Despite supply falling to historically low levels at the end of 2019, with fewer than 43 properties per estate agency branch, the RICS UK Residential Survey for January suggests that new instructions are increasing.
In December, the net balance for new enquires stood at +11% following six months of significant decline and contraction as sellers steered clear of a politically volatile property sector.
This figure has jumped to +19% in January, suggesting confidence is returning to the market and sellers and housing stock is finally returning.
Buyer enquiries are rising in line with fresh housing stock as the net balance for new buyers increased from +19% in December to +23% at the start of the new decade.
Following a four month period of decline, agreed sales rose for the second consecutive month, spiking at +21% of respondents.
Given the stronger market activity, the report has highlighted a distinct uplift in house price growth with December’s -2% rising significantly to +17% in January.
63% of survey respondents noted that homes priced below £500,000 are coming in at least level with housing prices.
However, the conditions for more premium property is less optimistic in the current market with 56% reporting that sales prices are coming in below the asking price. Whilst this has fallen from 67% in December, buyers in this sector of the market remain less confident.

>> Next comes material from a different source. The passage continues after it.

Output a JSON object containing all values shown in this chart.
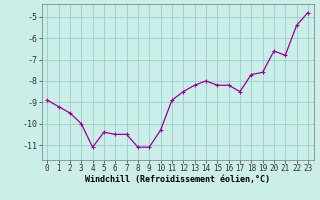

In part, this uncertainty is driven by the possibility of stamp duty land tax changes in the March election. Anecdotally, many firms’ buyers are prepared to delay their property purchase until after the budget announcement or offer a lesser price to reflect the stamp duty they are liable for in the present.
Alexander Smith, Capricorn Private Clients senior advisor, said:
“We are seeing this attitude across the board.
“They are looking at the budget to see if there is going to be any more flex on stamp duty. At the same time, we are seeing international buyers keen to get purchases done, in case the government introduces any new taxes that will penalise them.”
With conditions improving and available housing stock returning and increasing, is the government likely to reform stamp duty in the upcoming budget?